It demonstrates the use of IoT to revolutionise farming. A system was implemented to provide for:
Optimum water and fertiliser use
Better quality and yield of crops
Reduction in production costs
Reduction in negative impacts on the health and environment
Sensors allow calibration of irrigation and fertilisation based on crop type, growth phase, soil and environmental conditions. The traceability allows monitoring of the movements of food products from the field, through storage to end consumers.
Bluetooth LE sensor tags are used for monitoring conditions during storage and transportation so as to assess freshness, integrity, as well as to provide for traceability.
The system enables enables management strategies that anticipate or delay crop collection, fine tuning the irrigation/fertilisation timing based on customers’ requests. This allows farmers to achieve economic benefits and reduce agri-food waste.
The authors have devised a hybrid system to reduce the cost compared to fitting every animal with a GPS LPWAN (Sigfox) tracker. While some GPS LPWAN (Sigfox) trackers are used, Bluetooth beacon collars are also used to lower the overall cost.
We believe an increasing number of tracking and sensing systems will use hybrid technologies.
Smart Farming, also sometimes known as the ‘Third Green Revolution’, is the use of IT to improve profitability, gain efficiency, reduce costs through making better, more optimal decisions and better management control.
Kristoffer Rist Skøien Senior R&D Engineer at Nordic Semiconductor, the making of the SoC in most beacons, has a recent blog post on Feeding the World with Connected Crops. He explains how farmers need to move beyond current precision agriculture (PA) and site specific crop management (SSCM) into more advanced realtime sensing of things such as weather conditions in a specific spot, soil humidity, soil acidity, growth progress and other productivity metrics.

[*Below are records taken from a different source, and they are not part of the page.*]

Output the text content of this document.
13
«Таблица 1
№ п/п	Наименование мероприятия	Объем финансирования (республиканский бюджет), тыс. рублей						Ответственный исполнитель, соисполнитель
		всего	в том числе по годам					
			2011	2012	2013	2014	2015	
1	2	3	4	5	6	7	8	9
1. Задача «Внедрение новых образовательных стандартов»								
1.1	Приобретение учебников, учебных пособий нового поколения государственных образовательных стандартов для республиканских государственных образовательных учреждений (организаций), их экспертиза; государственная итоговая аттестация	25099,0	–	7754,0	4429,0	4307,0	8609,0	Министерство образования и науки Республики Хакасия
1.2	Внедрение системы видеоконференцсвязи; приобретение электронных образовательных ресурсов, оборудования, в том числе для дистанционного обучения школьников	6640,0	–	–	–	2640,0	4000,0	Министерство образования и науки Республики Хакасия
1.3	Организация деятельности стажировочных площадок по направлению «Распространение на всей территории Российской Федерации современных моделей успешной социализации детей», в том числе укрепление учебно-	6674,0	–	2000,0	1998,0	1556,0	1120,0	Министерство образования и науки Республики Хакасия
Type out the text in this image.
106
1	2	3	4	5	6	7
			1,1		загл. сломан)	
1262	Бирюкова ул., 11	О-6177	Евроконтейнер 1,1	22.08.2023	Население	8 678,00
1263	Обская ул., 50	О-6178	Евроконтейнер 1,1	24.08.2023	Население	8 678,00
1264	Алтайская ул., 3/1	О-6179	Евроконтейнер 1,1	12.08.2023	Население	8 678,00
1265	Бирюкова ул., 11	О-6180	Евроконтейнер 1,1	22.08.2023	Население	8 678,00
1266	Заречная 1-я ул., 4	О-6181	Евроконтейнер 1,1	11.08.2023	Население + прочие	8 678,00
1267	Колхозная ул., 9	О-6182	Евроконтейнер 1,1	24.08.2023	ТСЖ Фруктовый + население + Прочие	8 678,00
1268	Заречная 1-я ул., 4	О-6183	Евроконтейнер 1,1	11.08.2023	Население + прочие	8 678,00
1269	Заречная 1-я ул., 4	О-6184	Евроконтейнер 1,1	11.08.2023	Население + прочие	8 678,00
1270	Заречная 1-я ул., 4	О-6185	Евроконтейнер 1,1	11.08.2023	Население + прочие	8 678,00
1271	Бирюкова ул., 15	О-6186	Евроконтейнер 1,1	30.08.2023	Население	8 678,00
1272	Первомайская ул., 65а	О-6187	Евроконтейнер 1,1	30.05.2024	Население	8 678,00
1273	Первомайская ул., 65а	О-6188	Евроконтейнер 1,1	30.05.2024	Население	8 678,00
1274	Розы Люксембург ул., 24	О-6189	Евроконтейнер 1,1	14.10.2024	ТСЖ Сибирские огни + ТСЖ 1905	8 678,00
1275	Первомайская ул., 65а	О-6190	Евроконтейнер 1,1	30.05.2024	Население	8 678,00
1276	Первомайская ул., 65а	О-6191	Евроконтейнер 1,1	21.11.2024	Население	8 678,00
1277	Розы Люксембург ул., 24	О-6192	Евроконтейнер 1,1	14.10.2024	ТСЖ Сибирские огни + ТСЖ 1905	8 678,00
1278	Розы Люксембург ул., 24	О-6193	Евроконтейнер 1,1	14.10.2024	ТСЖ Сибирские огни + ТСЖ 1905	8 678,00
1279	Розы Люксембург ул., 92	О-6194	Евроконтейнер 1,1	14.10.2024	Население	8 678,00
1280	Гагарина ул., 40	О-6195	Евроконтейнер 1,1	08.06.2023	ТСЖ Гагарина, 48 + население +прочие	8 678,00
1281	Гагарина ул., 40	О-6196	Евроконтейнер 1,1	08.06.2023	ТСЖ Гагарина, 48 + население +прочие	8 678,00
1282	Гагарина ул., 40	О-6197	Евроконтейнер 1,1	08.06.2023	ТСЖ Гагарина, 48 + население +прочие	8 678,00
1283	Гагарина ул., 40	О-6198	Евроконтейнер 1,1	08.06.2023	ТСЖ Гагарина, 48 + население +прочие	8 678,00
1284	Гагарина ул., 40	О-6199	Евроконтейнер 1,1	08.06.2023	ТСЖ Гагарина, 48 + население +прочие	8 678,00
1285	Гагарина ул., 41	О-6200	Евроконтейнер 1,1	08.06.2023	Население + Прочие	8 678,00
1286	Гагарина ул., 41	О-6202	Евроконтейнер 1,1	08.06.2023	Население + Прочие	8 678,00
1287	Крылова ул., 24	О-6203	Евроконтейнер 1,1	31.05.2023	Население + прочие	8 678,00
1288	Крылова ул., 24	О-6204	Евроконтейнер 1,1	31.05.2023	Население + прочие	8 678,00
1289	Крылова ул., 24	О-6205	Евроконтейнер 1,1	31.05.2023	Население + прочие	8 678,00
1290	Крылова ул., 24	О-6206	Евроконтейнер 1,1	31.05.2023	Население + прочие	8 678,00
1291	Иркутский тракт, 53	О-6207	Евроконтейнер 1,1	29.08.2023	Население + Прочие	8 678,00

IoT can improve the productivity of farming to improve yields, aid with cost management, waste reduction and automation to create a more efficient and productive business. In the future, this might even combine with autonomous vehicles for watering, fertilising and pesticide application.
There’s need to process significant amounts of data using game-changing business analytics at scale and at speed. Simple feedback mechanisms as well as complex deep learning algorithms can be combined with other, external data sources such as weather, market data or data from other farms. Techniques include benchmarking, analytics, predictive modelling and prognostics to provide models to manage crop failure risk.
A relatively recent paper, Big Data in Smart Farming – A review, covers the issues of extracting meaningful data from farm sensors. It explains the process from sensing and monitoring, through analysis and decision making to intervention with the implications on the efficiency of the entire supply chain. The paper covers the whole ecosystem that extends far from the farm itself:
Smart Farming is still in an early development stage. Current implementations are custom, proprietary solutions that can are experimental and expensive. Solutions need to be affordable, especially for developing countries. However, as with Industry, the early innovators will inevitably gain the early benefits while the laggards will get further left behind.
One way to reduce costs is using standard and open technologies. Bluetooth and more specifically, Bluetooth mesh, offers a low power, low cost, standard way of collecting sensor data. Open software platforms such as OpenATK and initiatives such as FIspace should make solutions more accessible.